Verso la fine della serata erano quasi tutti ubriachi fradici, non la smettevano di ridere e quelli che riuscivano a stare in equilibrio si potevano contare sulle dita di una mano. Mi infastidiva vedere tutta quella gente così allegra proprio in una serata in cui avevo l'umore sotto i piedi. Dio mio che brutta cosa l'invidia! Li guardavo dal mio sgabello e non facevo altro che pensare a quanto sembrassero felici tutti assieme.

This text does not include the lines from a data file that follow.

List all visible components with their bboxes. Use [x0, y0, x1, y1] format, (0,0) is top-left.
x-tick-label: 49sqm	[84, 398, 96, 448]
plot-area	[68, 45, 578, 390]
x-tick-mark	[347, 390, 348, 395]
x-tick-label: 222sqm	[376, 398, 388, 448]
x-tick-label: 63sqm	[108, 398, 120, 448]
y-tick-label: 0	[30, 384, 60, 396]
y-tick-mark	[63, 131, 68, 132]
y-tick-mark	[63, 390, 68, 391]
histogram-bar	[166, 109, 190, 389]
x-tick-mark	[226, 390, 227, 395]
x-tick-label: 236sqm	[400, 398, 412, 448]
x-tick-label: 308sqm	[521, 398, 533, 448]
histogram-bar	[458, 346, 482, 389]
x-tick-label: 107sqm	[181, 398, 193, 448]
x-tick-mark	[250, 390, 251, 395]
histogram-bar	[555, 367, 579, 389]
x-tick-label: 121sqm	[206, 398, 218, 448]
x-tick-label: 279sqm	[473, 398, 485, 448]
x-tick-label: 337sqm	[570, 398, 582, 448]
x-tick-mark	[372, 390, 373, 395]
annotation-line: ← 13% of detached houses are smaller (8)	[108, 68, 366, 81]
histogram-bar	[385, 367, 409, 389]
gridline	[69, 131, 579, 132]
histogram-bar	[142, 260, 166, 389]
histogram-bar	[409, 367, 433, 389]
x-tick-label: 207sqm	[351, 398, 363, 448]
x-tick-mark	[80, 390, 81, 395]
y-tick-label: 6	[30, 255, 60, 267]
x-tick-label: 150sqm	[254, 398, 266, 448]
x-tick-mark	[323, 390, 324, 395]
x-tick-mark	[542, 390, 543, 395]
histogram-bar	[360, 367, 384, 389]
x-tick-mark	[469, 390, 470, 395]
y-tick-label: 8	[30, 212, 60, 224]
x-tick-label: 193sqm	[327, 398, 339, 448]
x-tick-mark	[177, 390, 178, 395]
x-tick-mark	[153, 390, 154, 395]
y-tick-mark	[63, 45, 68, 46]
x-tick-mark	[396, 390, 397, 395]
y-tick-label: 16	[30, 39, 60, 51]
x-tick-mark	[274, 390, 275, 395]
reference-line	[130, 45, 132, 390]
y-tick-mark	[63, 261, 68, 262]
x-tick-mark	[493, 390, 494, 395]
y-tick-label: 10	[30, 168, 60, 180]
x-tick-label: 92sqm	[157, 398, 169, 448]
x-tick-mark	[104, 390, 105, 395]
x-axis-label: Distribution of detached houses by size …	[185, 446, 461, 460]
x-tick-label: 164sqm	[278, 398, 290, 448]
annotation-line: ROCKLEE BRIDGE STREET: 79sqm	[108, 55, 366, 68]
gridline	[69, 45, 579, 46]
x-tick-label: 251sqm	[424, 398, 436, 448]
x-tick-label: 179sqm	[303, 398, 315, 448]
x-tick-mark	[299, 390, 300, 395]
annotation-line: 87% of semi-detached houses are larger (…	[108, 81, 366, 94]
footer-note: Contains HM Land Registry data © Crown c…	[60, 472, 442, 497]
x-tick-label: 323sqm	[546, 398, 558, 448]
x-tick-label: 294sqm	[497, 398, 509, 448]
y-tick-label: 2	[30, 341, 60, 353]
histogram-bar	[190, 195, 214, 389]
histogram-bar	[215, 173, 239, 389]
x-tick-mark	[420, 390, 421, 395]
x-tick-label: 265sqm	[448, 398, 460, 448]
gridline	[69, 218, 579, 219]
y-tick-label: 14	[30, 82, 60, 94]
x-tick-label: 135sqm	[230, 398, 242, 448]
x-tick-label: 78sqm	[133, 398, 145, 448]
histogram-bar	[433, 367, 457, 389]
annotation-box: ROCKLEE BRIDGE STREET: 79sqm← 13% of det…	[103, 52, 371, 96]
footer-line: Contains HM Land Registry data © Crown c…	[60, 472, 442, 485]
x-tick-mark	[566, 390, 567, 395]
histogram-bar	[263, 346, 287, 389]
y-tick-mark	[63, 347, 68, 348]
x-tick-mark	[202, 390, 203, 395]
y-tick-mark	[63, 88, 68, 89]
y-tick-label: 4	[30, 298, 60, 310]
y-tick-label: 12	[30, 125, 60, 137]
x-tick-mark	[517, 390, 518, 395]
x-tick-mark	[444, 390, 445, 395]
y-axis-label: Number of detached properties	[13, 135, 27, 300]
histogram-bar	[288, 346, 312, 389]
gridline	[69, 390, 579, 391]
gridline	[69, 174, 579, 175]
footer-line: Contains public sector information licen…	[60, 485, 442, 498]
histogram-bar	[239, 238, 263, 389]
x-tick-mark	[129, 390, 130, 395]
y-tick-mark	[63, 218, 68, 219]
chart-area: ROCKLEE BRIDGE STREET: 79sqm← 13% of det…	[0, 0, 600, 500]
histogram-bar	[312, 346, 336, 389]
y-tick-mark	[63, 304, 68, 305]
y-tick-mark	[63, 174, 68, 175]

Sembravano volersi un gran bene e ognuno di loro aveva una luce negli occhi che gridava al mondo quanto fossero soddisfatti della loro vita.
Beati loro.
"Prima di andare vorrei fare un brindisi!", gridò Jack che per l'occasione era salito in piedi su un tavolo. 
"Beviamo un'ultima volta per la nostra fantastica e bellissima cameriera Caroline!"
Perfetto. Con quella frase Jack aveva chiuso la serata in bellezza. Mi morsi il labbro innervosita. Io non mi chiamavo Caroline! E non ero una dannatissima cameriera!